それが無駄なく入っているのが、脚本のソツのなさと、演出の見せ方がとても上手い。
OPでも全ての歌詞が各文豪にスポットが当たっていて、気付くと自分のキャラどんな風に表現されているのかな?!
なんて楽しみも出てくる。
初見でも楽しめるけど、二回目からより楽しめる要素沢山ある!凄い!ってなります。(ただ、人によっては一回目は虚無でするめ舞台って人もいるので、そこは悪しからず。)
そして、ここのOPに入る前(※1)は、芥川先生だけ剣(武器)を持たない。
一人煙草を蒸して、煙に紛れるように捌けていく。

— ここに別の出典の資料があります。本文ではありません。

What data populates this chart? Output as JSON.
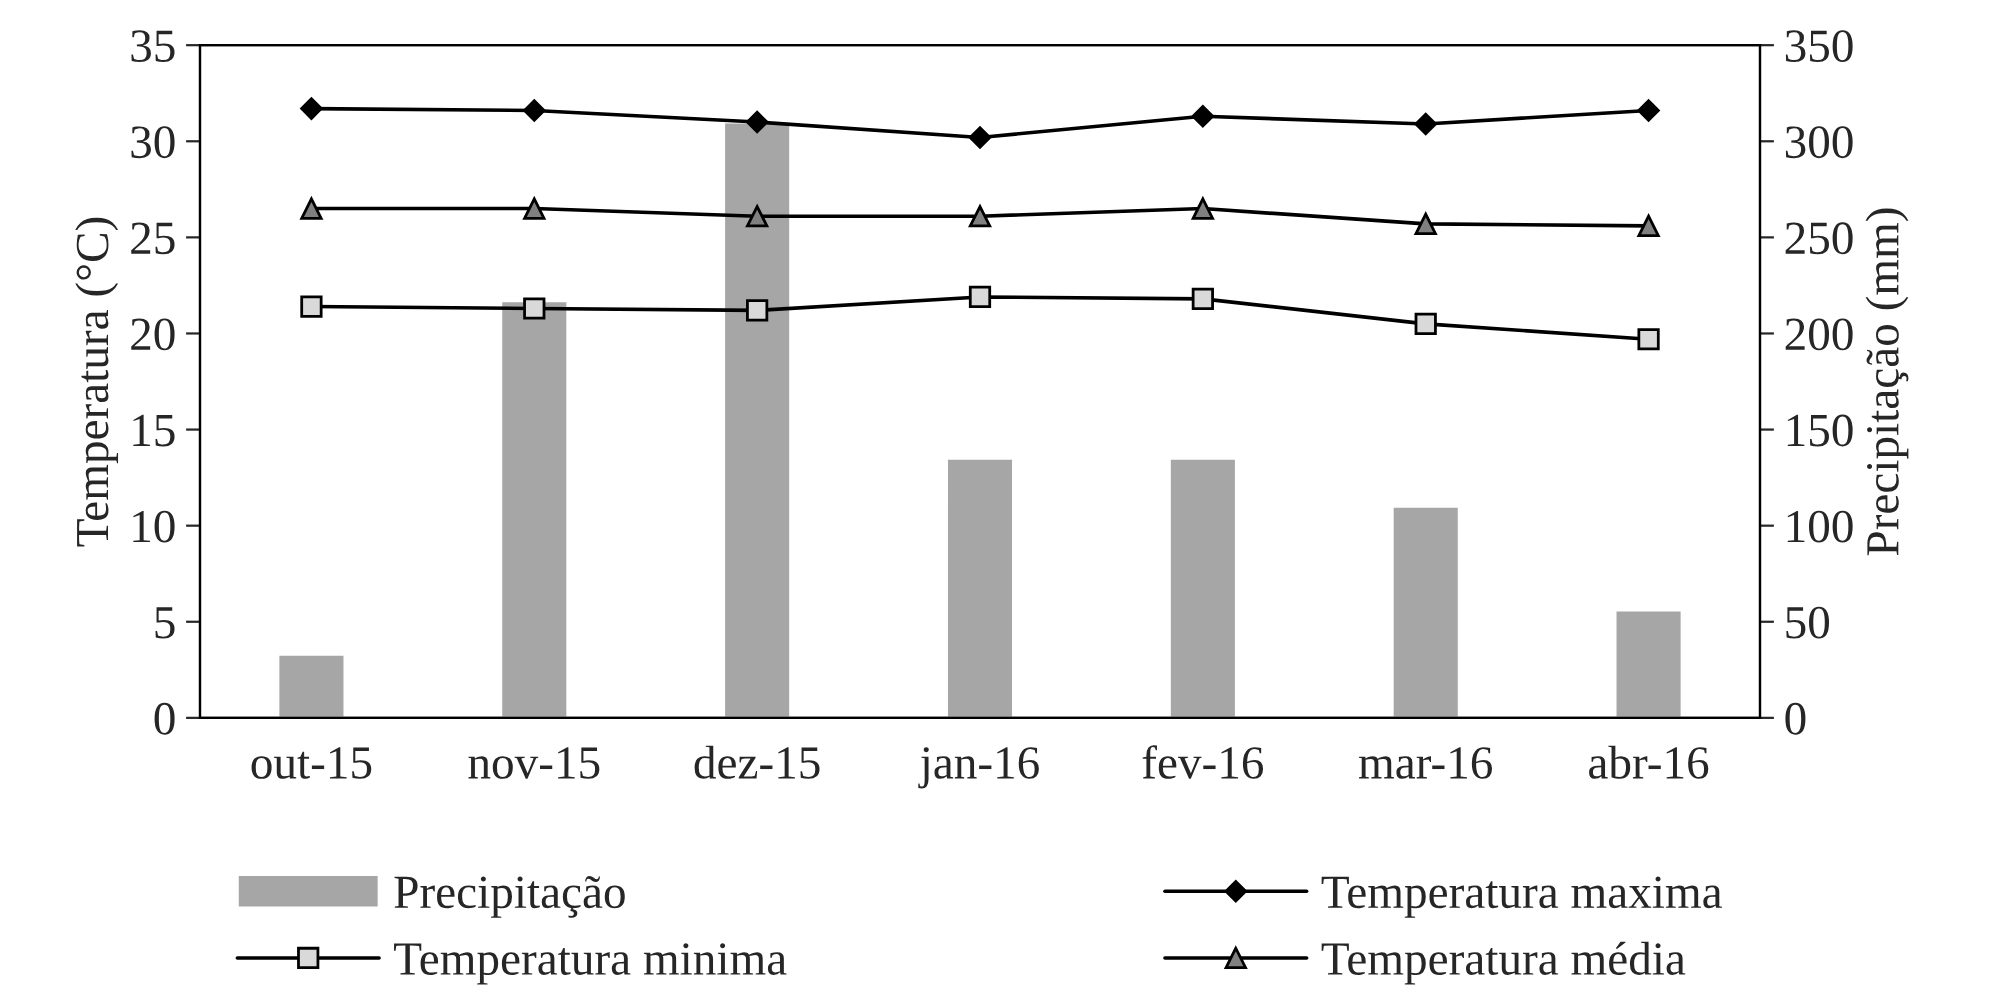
{
  "chart_data": {
    "type": "bar",
    "categories": [
      "out-15",
      "nov-15",
      "dez-15",
      "jan-16",
      "fev-16",
      "mar-16",
      "abr-16"
    ],
    "ylabel": "Temperatura (°C)",
    "y2label": "Precipitação (mm)",
    "ylim": [
      0,
      35
    ],
    "yticks": [
      0,
      5,
      10,
      15,
      20,
      25,
      30,
      35
    ],
    "y2lim": [
      0,
      350
    ],
    "y2ticks": [
      0,
      50,
      100,
      150,
      200,
      250,
      300,
      350
    ],
    "grid": false,
    "legend": "bottom",
    "series": [
      {
        "name": "Precipitação",
        "axis": "y2",
        "color": "#a6a6a6",
        "values": [
          33,
          217,
          310,
          135,
          135,
          110,
          56
        ]
      },
      {
        "name": "Temperatura maxima",
        "type": "line",
        "marker": "diamond",
        "color": "#000000",
        "values": [
          31.7,
          31.6,
          31.0,
          30.2,
          31.3,
          30.9,
          31.6
        ]
      },
      {
        "name": "Temperatura minima",
        "type": "line",
        "marker": "square",
        "color": "#000000",
        "values": [
          21.4,
          21.3,
          21.2,
          21.9,
          21.8,
          20.5,
          19.7
        ]
      },
      {
        "name": "Temperatura média",
        "type": "line",
        "marker": "triangle",
        "color": "#000000",
        "values": [
          26.5,
          26.5,
          26.1,
          26.1,
          26.5,
          25.7,
          25.6
        ]
      }
    ]
  }
}
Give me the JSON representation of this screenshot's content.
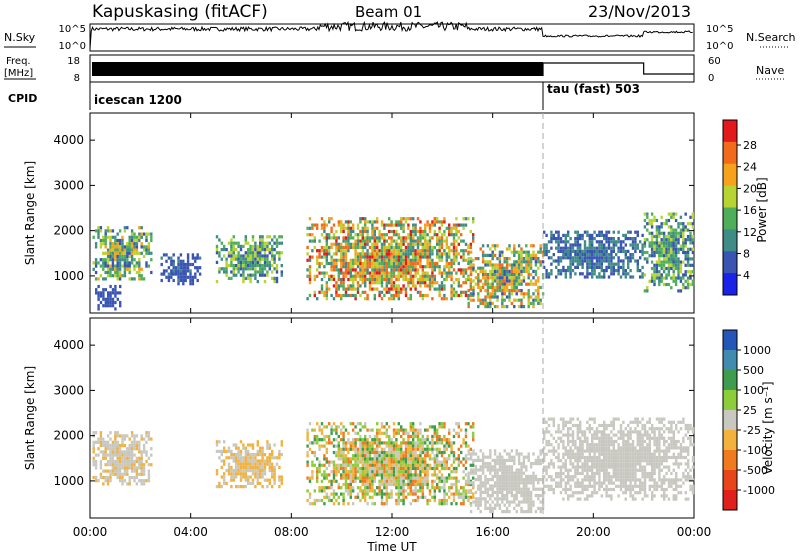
{
  "header": {
    "title": "Kapuskasing (fitACF)",
    "beam": "Beam 01",
    "date": "23/Nov/2013"
  },
  "panels": {
    "nsky": {
      "label": "N.Sky",
      "left_ticks": [
        "10^5",
        "10^0"
      ],
      "right_label": "N.Search",
      "right_ticks": [
        "10^5",
        "10^0"
      ]
    },
    "freq": {
      "label_top": "Freq.",
      "label_bottom": "[MHz]",
      "left_ticks": [
        "18",
        "8"
      ],
      "right_label": "Nave",
      "right_ticks": [
        "60",
        "0"
      ]
    },
    "cpid": {
      "label": "CPID",
      "segments": [
        {
          "name": "icescan 1200",
          "start_hour": 0,
          "end_hour": 18
        },
        {
          "name": "tau (fast) 503",
          "start_hour": 18,
          "end_hour": 24
        }
      ]
    }
  },
  "x_axis": {
    "label": "Time UT",
    "ticks": [
      "00:00",
      "04:00",
      "08:00",
      "12:00",
      "16:00",
      "20:00",
      "00:00"
    ],
    "tick_hours": [
      0,
      4,
      8,
      12,
      16,
      20,
      24
    ]
  },
  "power_colorbar": {
    "label": "Power [dB]",
    "ticks": [
      "28",
      "24",
      "20",
      "16",
      "12",
      "8",
      "4"
    ],
    "colors": [
      "#e31a1c",
      "#f26a1b",
      "#f6a21d",
      "#b8d432",
      "#4fae5a",
      "#3f8c87",
      "#3954b3",
      "#1a22e8"
    ]
  },
  "velocity_colorbar": {
    "label": "Velocity [m s⁻¹]",
    "ticks": [
      "1000",
      "500",
      "100",
      "25",
      "-25",
      "-100",
      "-500",
      "-1000"
    ],
    "colors": [
      "#2456b8",
      "#3f8cb0",
      "#3d9c4d",
      "#8ccd3a",
      "#c8c8c0",
      "#f2b23c",
      "#f07a1e",
      "#e84518",
      "#e0201a"
    ]
  },
  "chart_data": [
    {
      "type": "heatmap",
      "title": "Power",
      "ylabel": "Slant Range [km]",
      "xlabel": "Time UT",
      "xlim": [
        0,
        24
      ],
      "ylim": [
        180,
        4600
      ],
      "y_ticks": [
        1000,
        2000,
        3000,
        4000
      ],
      "colorbar": "Power [dB]",
      "scatter_regions": [
        {
          "t0": 0.1,
          "t1": 2.4,
          "r0": 900,
          "r1": 2100,
          "v_min": 6,
          "v_max": 22
        },
        {
          "t0": 0.2,
          "t1": 1.2,
          "r0": 300,
          "r1": 800,
          "v_min": 4,
          "v_max": 8
        },
        {
          "t0": 2.8,
          "t1": 4.4,
          "r0": 800,
          "r1": 1500,
          "v_min": 4,
          "v_max": 9
        },
        {
          "t0": 5.0,
          "t1": 7.6,
          "r0": 900,
          "r1": 1900,
          "v_min": 6,
          "v_max": 20
        },
        {
          "t0": 8.6,
          "t1": 15.2,
          "r0": 500,
          "r1": 2300,
          "v_min": 8,
          "v_max": 30
        },
        {
          "t0": 15.0,
          "t1": 18.0,
          "r0": 300,
          "r1": 1700,
          "v_min": 6,
          "v_max": 28
        },
        {
          "t0": 18.0,
          "t1": 22.0,
          "r0": 1000,
          "r1": 2000,
          "v_min": 4,
          "v_max": 12
        },
        {
          "t0": 22.0,
          "t1": 24.0,
          "r0": 700,
          "r1": 2400,
          "v_min": 4,
          "v_max": 20
        }
      ]
    },
    {
      "type": "heatmap",
      "title": "Velocity",
      "ylabel": "Slant Range [km]",
      "xlabel": "Time UT",
      "xlim": [
        0,
        24
      ],
      "ylim": [
        180,
        4600
      ],
      "y_ticks": [
        1000,
        2000,
        3000,
        4000
      ],
      "colorbar": "Velocity [m s⁻¹]",
      "scatter_regions": [
        {
          "t0": 0.1,
          "t1": 2.4,
          "r0": 900,
          "r1": 2100,
          "v_min": -200,
          "v_max": 25
        },
        {
          "t0": 5.0,
          "t1": 7.6,
          "r0": 900,
          "r1": 1900,
          "v_min": -300,
          "v_max": 25
        },
        {
          "t0": 8.6,
          "t1": 15.2,
          "r0": 500,
          "r1": 2300,
          "v_min": -600,
          "v_max": 600
        },
        {
          "t0": 15.0,
          "t1": 18.0,
          "r0": 300,
          "r1": 1700,
          "v_min": -25,
          "v_max": 25
        },
        {
          "t0": 18.0,
          "t1": 24.0,
          "r0": 600,
          "r1": 2400,
          "v_min": -25,
          "v_max": 25
        }
      ]
    }
  ]
}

天才アンサンブルの人達8人だし仕方ないなんて思ってしまいますが、これも伏線なのですよね。
最初の潜書が「鼻」だけれど、これ自体も伏線で、これが終わったあとに「ところどころ記憶が曖昧でねー」という芥川さんの台詞も重要な鍵。
お笑い挟みつつも、大切なことを散りばめすぎていて、回収大変なんですけれど??とクレーム入れたくなる。(なるだけです。)
白樺派の双筆神髄を見て「あれやろや」というところも織田作(※2)の落ち込み方可愛い!って見てますが、これも大切なこと。笑
この後、無頼は過去の思い出に浸り、白樺派は研究を、乱歩はちょっか……案内役して、とか色々とありますが、この関係性を見せるのは感情移入するのにとても大事で、そのキャラが愛しくなる必要な地盤なんですよね。
重要なので、自由軒に行ってみたりしました。(行かなくていいんですよー。)
そして、この9人の中で記憶が一番曖昧なのはきっと志賀さんなんだろうな。
と個人的には思っています。
全員転生したてではあるのですが、行動への理由が一番曖昧なのは志賀さんなのですよね。
その次は芥川さん。
芥川さんは劇中の1番のキーパーソンで、その作品への記憶が物語の軸になるので、仕方ない。
では、志賀さんは?
なんで?
と疑問が出てくると、どう考えても太宰とのキャラの差別化。
ただ、ゲームからキャラを逸脱しすぎるのも解釈違いを起こして、うまく受け入れられない可能性がある博打要素。
だから、乱歩にも「転生したてで一部記憶が曖昧」的なことを言わせているんでしょう。
志賀さんが記憶が曖昧なことによって、太宰さんへの負の感情が強くなり、芥川さんへ慈愛の気持ちが強くなる。
きっとこの舞台の志賀さんは精神「やや不安定」か「普通」あたりなんだろうなと思います。
序の終盤で中原中也「サーカスの一節」が挟まるんですけれど、これはどういうことかな。
と思うんですが、解釈は人それぞれと思いつつ。
太宰の話を聞いた揺れ動く中原の心情。
そして、自分の詩の原点へ帰郷したような、ノスタルジックな気持ちになったのかな。だなんて捉えています。
※1 ずこーっは芥川さんは公演によってやったりやらなかったりして、可愛いです。
※2 織田作が凄いおかんおかんしてて好感度鰻登りだったのですが、特に太宰くんが泣きそうになる時に一緒に「むー」ってなるのが、堪らんもうやめて。やめないで。なんて葛藤を産みます。